Aanvalsplan Laaggeletterdheid
Er komt de komende vijf jaar ruim 20 miljoen euro extra beschikbaar voor de strijd tegen analfabetisme. Het extra geld gaat niet alleen naar de bestrijding van lees- en schrijfproblemen maar ook naar het voorkomen van laaggeletterdheid. Werkgevers en gemeenten krijgen een actieve rol. De nieuwe koers staat in het rapport Van A tot Z betrokken. Aanvalsplan Laaggeletterdheid 2006-2010 dat minister van der Hoeven en de staatssecretarissen Rutte en Van der Laan van Onderwijs, Cultuur en Wetenschap naar de Tweede Kamer hebben gestuurd.
Een omslag in de aanpak van analfabetisme moet het aantal laaggeletterden aanzienlijk verminderen. Nederland kent ongeveer 1,5 miljoen mensen die moeite hebben met lezen en schrijven. Zij hebben hierdoor moeilijkheden in het dagelijks functioneren of in werksituaties; bijvoorbeeld bij het boodschappen doen, het werken met een computer of bij het voorlezen van hun kleinkinderen. Laaggeletterden nemen nauwelijks deel aan activiteiten in de buurt of op school en zijn daardoor moeilijk bereikbaar. En uit schaamte verbergen ze vaak hun probleem.
De afgelopen jaren is het probleem vooral bestreden door zoveel mogelijk mensen naar een taal- of schrijfcursus te krijgen. Die inspanning wordt met kracht voortgezet, maar het aanvalsplan is tevens gericht op het voorkomen van laaggeletterdheid door in een vroeg stadium in te grijpen. Jonge kinderen van 2 tot 6 jaar met een taalachterstand nemen deel aan voor- en vroegschoolse educatie. Programma's worden ontwikkeld om vroegtijdig te signaleren of een kind in het primair onderwijs een lees- of een taalachterstand heeft. Kinderen werken deze achterstand weg in speciale schakelklassen, waar ze een jaar lang intensief taalonderwijs krijgen.
Laaggeletterdheid is een moeilijk te signaleren probleem. De aanpak moet daarom zo dicht mogelijk bij de mensen plaatsvinden, dus op gemeentelijk en provinciaal niveau. De ambitie is dat gemeenten en provincies samen met scholen, werkgevers, bibliotheken en andere betrokken partijen een actieplan opstellen. Daarbij kunnen ze ondersteuning krijgen van het Rijk.

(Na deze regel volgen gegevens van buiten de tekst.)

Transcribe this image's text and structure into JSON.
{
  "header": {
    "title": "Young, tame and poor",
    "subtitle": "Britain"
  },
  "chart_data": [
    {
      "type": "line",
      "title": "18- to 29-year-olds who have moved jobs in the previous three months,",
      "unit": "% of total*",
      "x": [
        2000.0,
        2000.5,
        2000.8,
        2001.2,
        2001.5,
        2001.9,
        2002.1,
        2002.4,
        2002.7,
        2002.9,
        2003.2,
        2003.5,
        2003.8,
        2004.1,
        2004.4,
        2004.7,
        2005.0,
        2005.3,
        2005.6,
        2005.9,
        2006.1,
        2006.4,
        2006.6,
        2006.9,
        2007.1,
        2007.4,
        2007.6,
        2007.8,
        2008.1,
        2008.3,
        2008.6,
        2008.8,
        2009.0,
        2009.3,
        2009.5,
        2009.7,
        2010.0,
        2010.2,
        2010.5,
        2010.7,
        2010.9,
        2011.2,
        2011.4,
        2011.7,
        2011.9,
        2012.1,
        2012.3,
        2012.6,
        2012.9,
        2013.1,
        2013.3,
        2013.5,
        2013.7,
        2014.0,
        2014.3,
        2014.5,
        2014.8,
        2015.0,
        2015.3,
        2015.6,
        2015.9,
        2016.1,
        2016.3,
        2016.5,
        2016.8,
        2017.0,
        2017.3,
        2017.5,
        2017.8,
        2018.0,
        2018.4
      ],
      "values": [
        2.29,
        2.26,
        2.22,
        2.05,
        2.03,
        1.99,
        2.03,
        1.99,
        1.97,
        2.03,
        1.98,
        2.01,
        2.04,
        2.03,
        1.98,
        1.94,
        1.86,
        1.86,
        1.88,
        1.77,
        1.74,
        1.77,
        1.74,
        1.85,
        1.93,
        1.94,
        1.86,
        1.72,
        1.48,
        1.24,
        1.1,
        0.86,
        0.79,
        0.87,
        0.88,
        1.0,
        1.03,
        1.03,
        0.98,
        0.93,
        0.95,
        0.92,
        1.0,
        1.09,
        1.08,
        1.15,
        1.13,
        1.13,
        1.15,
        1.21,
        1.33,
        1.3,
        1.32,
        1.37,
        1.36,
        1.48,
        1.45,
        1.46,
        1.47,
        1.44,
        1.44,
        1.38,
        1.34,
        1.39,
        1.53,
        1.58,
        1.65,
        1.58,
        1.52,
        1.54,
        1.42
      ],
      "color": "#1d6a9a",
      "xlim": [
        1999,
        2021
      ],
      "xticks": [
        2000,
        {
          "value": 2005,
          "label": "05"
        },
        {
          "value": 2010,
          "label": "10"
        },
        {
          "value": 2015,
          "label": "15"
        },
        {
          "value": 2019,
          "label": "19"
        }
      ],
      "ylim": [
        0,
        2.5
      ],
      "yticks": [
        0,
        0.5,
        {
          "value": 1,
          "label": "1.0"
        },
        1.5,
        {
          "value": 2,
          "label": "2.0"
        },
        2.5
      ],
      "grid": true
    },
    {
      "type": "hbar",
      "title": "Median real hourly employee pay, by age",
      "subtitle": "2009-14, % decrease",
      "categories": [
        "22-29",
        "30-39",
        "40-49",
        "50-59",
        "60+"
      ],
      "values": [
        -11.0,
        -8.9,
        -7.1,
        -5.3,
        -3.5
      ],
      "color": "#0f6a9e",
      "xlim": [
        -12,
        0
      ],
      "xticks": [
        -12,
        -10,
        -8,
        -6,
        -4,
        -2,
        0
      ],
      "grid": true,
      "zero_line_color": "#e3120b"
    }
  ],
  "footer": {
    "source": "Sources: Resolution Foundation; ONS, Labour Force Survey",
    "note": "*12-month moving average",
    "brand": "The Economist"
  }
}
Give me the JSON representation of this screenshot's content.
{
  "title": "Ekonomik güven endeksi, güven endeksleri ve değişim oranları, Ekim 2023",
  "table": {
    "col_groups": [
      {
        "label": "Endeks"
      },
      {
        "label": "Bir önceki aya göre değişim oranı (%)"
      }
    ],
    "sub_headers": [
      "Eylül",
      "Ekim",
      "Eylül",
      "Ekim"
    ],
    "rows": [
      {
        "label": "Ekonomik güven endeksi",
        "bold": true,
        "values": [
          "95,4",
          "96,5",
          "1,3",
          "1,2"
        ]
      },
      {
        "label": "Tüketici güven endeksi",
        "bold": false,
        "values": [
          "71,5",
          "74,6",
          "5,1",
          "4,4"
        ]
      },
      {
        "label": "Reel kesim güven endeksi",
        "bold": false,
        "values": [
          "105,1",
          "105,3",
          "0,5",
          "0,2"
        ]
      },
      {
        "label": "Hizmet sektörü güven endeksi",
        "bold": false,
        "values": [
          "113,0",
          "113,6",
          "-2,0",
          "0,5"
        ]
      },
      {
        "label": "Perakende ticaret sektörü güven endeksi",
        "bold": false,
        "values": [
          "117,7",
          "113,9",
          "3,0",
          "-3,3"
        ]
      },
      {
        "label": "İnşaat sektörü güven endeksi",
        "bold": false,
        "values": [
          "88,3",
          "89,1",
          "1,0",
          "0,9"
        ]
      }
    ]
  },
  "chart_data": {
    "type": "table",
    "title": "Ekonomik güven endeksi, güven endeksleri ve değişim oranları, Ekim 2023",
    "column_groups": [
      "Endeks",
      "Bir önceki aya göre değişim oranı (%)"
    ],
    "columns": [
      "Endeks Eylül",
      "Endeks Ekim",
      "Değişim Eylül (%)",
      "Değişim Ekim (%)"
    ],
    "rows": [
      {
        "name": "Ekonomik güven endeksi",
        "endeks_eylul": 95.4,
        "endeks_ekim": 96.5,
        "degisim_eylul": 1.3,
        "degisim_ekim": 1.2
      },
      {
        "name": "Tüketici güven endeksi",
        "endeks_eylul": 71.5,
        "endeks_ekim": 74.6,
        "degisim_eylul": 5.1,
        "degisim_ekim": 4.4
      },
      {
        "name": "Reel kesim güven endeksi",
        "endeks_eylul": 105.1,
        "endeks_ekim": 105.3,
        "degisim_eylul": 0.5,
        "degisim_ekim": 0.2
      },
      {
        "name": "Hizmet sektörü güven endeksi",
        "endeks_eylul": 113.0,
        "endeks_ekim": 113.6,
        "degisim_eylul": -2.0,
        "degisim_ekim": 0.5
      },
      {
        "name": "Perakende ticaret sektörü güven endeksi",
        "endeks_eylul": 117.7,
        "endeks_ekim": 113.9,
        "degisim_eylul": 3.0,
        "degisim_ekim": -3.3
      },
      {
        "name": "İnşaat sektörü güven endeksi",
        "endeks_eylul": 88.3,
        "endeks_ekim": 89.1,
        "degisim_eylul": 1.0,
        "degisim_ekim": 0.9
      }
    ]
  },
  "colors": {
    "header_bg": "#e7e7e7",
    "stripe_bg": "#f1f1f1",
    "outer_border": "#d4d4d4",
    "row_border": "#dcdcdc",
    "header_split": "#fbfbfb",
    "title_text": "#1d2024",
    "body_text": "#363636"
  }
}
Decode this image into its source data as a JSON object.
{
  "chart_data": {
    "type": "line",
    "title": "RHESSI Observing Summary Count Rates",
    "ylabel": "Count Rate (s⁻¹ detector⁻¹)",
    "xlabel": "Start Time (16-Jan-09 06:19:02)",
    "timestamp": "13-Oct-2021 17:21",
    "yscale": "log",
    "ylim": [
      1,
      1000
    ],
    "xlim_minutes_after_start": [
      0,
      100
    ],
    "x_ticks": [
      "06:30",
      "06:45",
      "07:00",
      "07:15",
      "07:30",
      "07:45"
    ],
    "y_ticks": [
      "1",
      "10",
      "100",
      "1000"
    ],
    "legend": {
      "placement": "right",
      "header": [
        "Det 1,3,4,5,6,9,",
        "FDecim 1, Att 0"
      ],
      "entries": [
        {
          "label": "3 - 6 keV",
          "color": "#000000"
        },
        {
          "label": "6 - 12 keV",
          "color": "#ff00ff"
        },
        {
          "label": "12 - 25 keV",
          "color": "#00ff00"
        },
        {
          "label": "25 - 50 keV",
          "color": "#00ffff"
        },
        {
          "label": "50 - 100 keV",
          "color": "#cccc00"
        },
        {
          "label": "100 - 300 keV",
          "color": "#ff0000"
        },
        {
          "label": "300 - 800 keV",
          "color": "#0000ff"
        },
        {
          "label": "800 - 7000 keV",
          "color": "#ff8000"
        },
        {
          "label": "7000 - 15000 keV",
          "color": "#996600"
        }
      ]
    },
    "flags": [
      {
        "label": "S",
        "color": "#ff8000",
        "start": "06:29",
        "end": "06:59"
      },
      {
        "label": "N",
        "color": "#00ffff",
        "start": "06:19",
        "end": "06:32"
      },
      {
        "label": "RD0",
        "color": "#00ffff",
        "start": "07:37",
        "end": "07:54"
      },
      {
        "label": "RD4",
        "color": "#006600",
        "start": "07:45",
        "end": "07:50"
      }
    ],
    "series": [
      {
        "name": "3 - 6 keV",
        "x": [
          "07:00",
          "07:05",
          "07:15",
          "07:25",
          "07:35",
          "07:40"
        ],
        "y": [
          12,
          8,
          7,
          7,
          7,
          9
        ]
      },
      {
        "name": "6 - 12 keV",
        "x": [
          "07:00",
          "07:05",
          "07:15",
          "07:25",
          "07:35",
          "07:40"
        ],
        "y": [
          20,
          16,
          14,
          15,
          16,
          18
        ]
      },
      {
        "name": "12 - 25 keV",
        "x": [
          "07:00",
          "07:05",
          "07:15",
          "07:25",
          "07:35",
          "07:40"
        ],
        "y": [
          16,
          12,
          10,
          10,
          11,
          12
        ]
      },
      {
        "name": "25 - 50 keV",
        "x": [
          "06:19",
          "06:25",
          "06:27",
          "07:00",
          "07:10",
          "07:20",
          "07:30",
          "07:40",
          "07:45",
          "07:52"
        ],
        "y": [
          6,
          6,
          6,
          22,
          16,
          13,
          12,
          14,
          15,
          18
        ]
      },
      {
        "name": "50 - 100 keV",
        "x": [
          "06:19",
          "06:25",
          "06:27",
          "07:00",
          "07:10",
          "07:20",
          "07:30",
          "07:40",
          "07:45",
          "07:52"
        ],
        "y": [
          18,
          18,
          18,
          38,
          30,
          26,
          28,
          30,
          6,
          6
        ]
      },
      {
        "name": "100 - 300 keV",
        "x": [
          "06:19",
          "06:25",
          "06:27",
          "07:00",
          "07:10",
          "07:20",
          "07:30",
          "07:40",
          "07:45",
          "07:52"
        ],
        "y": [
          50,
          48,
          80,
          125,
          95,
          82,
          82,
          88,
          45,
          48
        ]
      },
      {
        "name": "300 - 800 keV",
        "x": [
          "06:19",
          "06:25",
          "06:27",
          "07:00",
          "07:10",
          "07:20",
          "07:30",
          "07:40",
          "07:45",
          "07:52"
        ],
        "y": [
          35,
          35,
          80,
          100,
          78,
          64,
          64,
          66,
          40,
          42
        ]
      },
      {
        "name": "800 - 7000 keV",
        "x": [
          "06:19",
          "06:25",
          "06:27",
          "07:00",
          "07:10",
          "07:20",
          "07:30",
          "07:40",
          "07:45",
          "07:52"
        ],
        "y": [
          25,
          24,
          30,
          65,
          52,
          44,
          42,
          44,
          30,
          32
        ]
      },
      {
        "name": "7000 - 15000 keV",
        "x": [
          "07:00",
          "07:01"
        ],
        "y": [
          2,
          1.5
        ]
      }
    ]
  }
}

Bestaande acties kunnen als voorbeeld dienen voor andere regio's, zoals het project ‘Alle ouders doen mee’. Dit is een project waar ouders op de school van hun kinderen een lees- en schrijfcursus krijgen aangeboden. Andere actiepunten zijn dat bibliotheken een ‘makkelijk lezen plek’ inrichten voor volwassenen en kinderen, waar toegankelijke boeken staan. Daarnaast organiseren bibliotheken in samenwerking met scholen voorleesactiviteiten voor kinderen zoals de Nationale Voorleesdagen. Er wordt naar gestreefd dat veel meer werkgevers dan nu hun werknemers onder werktijd een taalcursus aanbieden. Naast de preventieve maatregelen blijft de doelstelling dat minimaal 12.500 laaggeletterden jaarlijks een cursus lezen en schrijven volgen. De drie bewindspersonen trekken jaarlijks ruim 4 miljoen euro extra uit om laaggeletterdheid tegen te gaan.